A singularidade de Salazar reside talvez no facto de ter conseguido harmonizar
estas influências com os compromissos próprios do exercício do poder. Nesse
sentido, a dicotomia estadista clerical/governante regalista torna-se uma falsa
questão. Enquanto governante, Salazar não só nunca foi um peão da Igreja, como
revelou sempre um extremo cuidado em não ofender a sensibilidade laicizante da
maioria do establishment militar. A Concordata, negociada com a Santa Sé entre
1937 e 1940, embora concedendo um tratamento «deferencial e privilegiado à
Igreja» (no dizer de Braga da Cruz), veio confirmar o princípio da separação
herdado da I República. «Globalmente», conclui Alexandre, «a situação
aproximava-se do modelo teorizado pelo tomismo, reconhecendo o Estado a
soberania da Igreja no domínio espiritual e o seu poder indirecto no domínio
temporal, nomeadamente na regulação dos costumes» (p. 46).
Por outro lado, e em linha com a orientação prevalecente no Vaticano nos anos
30, Salazar preferiu cooptar as elites católicas para o regime por via da sua
integração no aparelho de Estado, liquidando assim as hipóteses de um partido
confessional em Portugal.
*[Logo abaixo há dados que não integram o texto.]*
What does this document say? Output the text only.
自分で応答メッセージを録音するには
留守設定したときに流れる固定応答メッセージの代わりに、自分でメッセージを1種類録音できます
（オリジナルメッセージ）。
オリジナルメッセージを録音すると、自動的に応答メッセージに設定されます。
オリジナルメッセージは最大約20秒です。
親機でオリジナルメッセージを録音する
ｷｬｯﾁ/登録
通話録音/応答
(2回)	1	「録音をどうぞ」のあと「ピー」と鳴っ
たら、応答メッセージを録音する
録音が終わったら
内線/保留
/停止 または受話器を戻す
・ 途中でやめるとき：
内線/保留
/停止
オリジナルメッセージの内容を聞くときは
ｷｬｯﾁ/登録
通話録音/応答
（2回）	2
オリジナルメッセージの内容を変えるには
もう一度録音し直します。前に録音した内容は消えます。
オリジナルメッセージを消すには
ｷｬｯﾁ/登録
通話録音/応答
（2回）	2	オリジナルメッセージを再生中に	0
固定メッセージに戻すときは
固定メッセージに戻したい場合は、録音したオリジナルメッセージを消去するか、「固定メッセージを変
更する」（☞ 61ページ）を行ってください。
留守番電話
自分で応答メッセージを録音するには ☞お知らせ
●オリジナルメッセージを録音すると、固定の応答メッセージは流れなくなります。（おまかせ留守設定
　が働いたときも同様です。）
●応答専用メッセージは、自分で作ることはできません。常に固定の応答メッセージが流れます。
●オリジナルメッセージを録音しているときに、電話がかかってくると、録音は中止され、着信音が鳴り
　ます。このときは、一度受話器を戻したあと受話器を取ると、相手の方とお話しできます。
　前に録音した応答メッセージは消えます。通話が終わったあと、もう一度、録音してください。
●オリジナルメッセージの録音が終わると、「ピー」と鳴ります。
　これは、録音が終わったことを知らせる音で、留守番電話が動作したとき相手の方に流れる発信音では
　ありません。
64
No entanto, tal não significa, segundo Alexandre, que
o elemento religioso deva ser subestimado numa avaliação do salazarismo. Se
este foi alheio a muitas das características associadas aos regimes
totalitários de entre guerras (mobilização de massas, culto da violência,
expansionismo militar, etc.), há, no entanto, uma dimensão peculiar que lhe foi
injectada pelo projecto regenerador do catolicismo integrista. Segundo o autor,
«a tentação totalitária, com a intromissão policial na vida privada, o
desrespeito pelas hierarquias sociais e pelas `instituições naturais', não teve
seguimento [...] Mas, em parte por pressão da Igreja, criou-se um regime
caracterizado por um tipo específico de repressão, relativamente incruento, mas
fortemente opressivo, visando a conformação dos costumes e a supressão das
inovações, que cobriu o país como uma capa de chumbo» (p. 189).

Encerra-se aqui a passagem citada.